Lo que más quisiera destacar, sin embargo, es la fluidez con la que se produce el paso de una fórmula visual a otra, o de un problema a otro, como si fueran las mismas descripciones de las películas las que fueran conduciendo el ensayo, y no en cambio un guión o estructura previamente diseñada. Pienso que lograr ese efecto es vital en un libro en el que se aborda un conjunto de piezas tan amplio que resulta abrumador, pudiendo caer fácilmente en la mera acumulación. La extensión y profundidad de la descripción de cada película es variable, y depende de su relevancia en relación al tropo o problema en cuestión más que a una determinada historia del cine. Los diferentes planteamientos van aflorando entre medio de esas descripciones, sin mayor énfasis pero con toda la precisión, asertividad y elocuencia de la que es capaz el autor. El libro se siente en ese sentido como un relato fluido y equilibrado, que bien podría haber tomado otra dirección, empezado antes o terminado después, pero que así como es relatado resulta fascinante.
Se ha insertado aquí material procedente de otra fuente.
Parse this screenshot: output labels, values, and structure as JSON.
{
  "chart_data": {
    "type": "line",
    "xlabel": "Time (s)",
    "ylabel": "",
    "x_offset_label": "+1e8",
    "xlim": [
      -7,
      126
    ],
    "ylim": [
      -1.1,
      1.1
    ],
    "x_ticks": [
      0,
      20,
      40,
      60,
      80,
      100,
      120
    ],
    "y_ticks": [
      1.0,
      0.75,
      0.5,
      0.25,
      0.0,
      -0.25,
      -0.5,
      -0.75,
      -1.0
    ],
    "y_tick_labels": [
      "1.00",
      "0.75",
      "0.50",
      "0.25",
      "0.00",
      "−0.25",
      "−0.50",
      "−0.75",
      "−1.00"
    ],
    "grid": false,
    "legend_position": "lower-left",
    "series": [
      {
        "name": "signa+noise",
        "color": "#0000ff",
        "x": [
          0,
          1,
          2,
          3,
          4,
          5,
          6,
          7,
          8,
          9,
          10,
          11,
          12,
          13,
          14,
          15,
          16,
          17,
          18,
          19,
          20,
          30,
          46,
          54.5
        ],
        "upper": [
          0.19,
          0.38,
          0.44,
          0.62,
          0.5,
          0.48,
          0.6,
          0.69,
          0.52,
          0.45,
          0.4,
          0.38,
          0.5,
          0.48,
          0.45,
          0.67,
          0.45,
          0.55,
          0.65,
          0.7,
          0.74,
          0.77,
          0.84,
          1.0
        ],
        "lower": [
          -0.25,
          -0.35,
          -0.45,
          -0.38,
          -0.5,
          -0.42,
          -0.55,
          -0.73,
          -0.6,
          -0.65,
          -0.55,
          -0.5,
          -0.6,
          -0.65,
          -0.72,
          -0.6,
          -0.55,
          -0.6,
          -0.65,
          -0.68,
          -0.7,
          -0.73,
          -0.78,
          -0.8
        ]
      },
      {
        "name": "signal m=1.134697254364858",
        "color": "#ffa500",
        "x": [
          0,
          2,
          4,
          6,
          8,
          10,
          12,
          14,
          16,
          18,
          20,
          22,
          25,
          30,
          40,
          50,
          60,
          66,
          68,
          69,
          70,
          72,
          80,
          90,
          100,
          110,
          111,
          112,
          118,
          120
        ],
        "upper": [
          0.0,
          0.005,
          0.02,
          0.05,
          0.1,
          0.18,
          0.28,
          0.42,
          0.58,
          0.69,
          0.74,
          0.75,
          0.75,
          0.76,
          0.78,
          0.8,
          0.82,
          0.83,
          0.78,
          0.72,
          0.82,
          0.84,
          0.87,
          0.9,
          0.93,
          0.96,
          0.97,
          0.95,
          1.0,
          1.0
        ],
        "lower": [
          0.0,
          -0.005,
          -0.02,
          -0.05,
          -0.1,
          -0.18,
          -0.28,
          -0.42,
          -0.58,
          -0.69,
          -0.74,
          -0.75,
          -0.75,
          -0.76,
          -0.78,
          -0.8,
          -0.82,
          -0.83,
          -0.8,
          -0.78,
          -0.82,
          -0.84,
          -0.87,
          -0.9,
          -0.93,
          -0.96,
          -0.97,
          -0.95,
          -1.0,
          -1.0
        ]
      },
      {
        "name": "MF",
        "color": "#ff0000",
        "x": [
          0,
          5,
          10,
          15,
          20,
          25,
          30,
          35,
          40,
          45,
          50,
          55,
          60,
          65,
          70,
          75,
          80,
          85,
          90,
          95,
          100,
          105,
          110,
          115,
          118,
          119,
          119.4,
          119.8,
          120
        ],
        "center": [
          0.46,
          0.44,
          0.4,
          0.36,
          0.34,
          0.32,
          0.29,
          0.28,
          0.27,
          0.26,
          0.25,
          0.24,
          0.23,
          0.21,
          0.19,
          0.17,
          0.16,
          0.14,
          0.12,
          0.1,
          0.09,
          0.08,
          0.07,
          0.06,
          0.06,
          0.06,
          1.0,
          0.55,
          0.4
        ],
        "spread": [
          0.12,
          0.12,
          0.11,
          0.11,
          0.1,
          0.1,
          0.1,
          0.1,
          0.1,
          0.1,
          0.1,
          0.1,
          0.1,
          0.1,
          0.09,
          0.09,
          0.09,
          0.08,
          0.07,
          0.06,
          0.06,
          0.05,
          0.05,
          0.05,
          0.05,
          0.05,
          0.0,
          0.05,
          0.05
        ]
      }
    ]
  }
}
Finalmente, a título más personal, debo reconocer que me resulta un poco extraño el haber presentado un libro en cuya portada aparece una obra mía (un cuadro de plasticina realizado el año 2007 a partir de un fotograma de la película Los cuatrocientos golpes de Francois Truffaut), aunque la verdad es que Fernando Pérez suele someternos a situaciones bastante inusuales en sus lanzamientos, ya sea haciéndonos leer fragmentos de sus textos en voz alta, confeccionar nuestros propios ejemplares, o incluso adjudicándonos la autoría de sus producciones. De todas formas, me alegra mucho poder colaborar con este trabajo de esta manera. Pienso por un lado en el tiempo que ha pasado entre que mezclé los colores para obtener ese amarillo medio mostaza que corona las cejas del niño retratado, y el momento en el que la editorial decidió utilizar ese mismo color para el título de esta publicación. Pero por otro lado, pienso que, así como en los retablos medievales los comitentes eran retratados en actitud de oración para asegurar la salvación de sus almas, un joven Jean Pierre Léaud de plasticina ha sido impreso en la portada para celebrar eternamente esta magnífica, magnífica publicación.